Every last aspect of the world and its economy is run so flawlessly that everyone is taken care of whether they are employed or not. And employment is simply a choice, not a necessity. Amid all the modernizations, major technological advances, and the microchips that hide everywhere, smoothly running the world, lies a surprisingly utopic human existence. They have enormous amounts of free time, but never lack something to do. Being human is seen as being utterly beautiful—every human quality is accepted. Against all odds, this future is incredibly bright.
It’s been very tricky getting my thoughts straight about this novella. The one thing that I can say is that Jordan Phillips is definitely a talented writer. She did a wonderful job of building the world, using vivid details to capture just how technology takes the pressure off humans without rendering them pointless—without erasing everything that we need to build a life. This is a unique take on life in the future, seemingly far removed from the many horror stories featuring the elimination of our existence. Every element of the plot showed her creativity and inventiveness, and her writing itself was very easy to understand.
Excluding the incomprehensibility due to the formatting of the actual e-book itself, I’m not sure how I feel about the story as a whole. I enjoyed imagining this vision of the future and thinking about all of Phillips’ genre-bending ideas. However, I was left wondering if this was actually as much of a utopian society as it claims to be.
In a world like this, people are much more trapped—things run smoothly so no one steps outside the boundaries or looks to shake things up. It could be looked at as a comfortable and free existence, but would we really be free if we handed absolutely everything over to systems of artificial intelligence? I’m not sure if this story is intentionally posing that question or if I am just overthinking things.
We do loosely follow various characters throughout this story, particularly an American woman named Ruby. She is a single woman looking for love and feeling a strong urge to have a child. It is hard to connect with Ruby, or any of the other characters for that matter, since we spend such a short time with them, and there really is not much in the way of character development happening. I originally liked Ruby, but by the end she was starting to get on my nerves.
About halfway through, she begins making some absolutely terrible decisions, mainly due to the fact that she is so fixated on having a baby. Many of her friends have children, and she sees this as one of the biggest pieces missing from her life. This is understandable—as I’m sure many people feel that way at some point—but Ruby is way too over-the-top about it.

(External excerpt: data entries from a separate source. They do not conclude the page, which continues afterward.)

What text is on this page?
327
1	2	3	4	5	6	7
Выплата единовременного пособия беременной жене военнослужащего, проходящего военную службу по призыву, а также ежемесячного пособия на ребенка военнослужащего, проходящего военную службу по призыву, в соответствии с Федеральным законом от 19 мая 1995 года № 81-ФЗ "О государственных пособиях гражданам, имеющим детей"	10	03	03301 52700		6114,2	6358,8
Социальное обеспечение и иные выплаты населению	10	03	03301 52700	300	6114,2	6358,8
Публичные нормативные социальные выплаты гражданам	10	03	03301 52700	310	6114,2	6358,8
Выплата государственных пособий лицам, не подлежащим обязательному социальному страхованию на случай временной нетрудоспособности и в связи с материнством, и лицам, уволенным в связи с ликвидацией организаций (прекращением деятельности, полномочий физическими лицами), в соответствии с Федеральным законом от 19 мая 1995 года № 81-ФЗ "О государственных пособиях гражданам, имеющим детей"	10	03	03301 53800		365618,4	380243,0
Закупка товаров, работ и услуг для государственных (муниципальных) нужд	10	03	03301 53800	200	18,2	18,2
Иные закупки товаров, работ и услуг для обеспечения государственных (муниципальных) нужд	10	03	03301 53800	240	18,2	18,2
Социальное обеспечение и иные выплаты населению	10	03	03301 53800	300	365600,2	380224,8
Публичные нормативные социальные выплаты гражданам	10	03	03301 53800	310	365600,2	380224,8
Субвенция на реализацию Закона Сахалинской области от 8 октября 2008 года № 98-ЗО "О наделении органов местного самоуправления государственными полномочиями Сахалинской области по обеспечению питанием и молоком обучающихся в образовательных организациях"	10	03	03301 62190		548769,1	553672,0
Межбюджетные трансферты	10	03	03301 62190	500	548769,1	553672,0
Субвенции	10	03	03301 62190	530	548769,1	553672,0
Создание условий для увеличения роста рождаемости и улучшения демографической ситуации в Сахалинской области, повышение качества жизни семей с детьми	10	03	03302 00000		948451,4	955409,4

By the end, Ruby makes what I feel is a completely inexcusable choice. It was a bit hard for me to connect with her in the beginning, but she had definitely lost me completely by the end. Along with this, it just seemed like everyone had an outrageously cynical and unhealthy view of many of the important and uniquely human parts of our existence.
So, overall, I got the message that this utopian society was in fact still in the same vein as many of the post-apocalyptic or negative depictions of the future; it just didn’t feel like that much changed for the better. Comparatively, it is better in some aspects, but it is also wholly stifling and still utterly dependent on technology—much more so than today. Again, I’m not sure if this is the intended view the reader is supposed to have or if it’s just how the story came across to me.
In the end, I think this story was unique and well-written, but it simply fell a bit flat for me. This wasn’t really my cup of tea, but it is a quick read and I definitely still recommend giving it a try.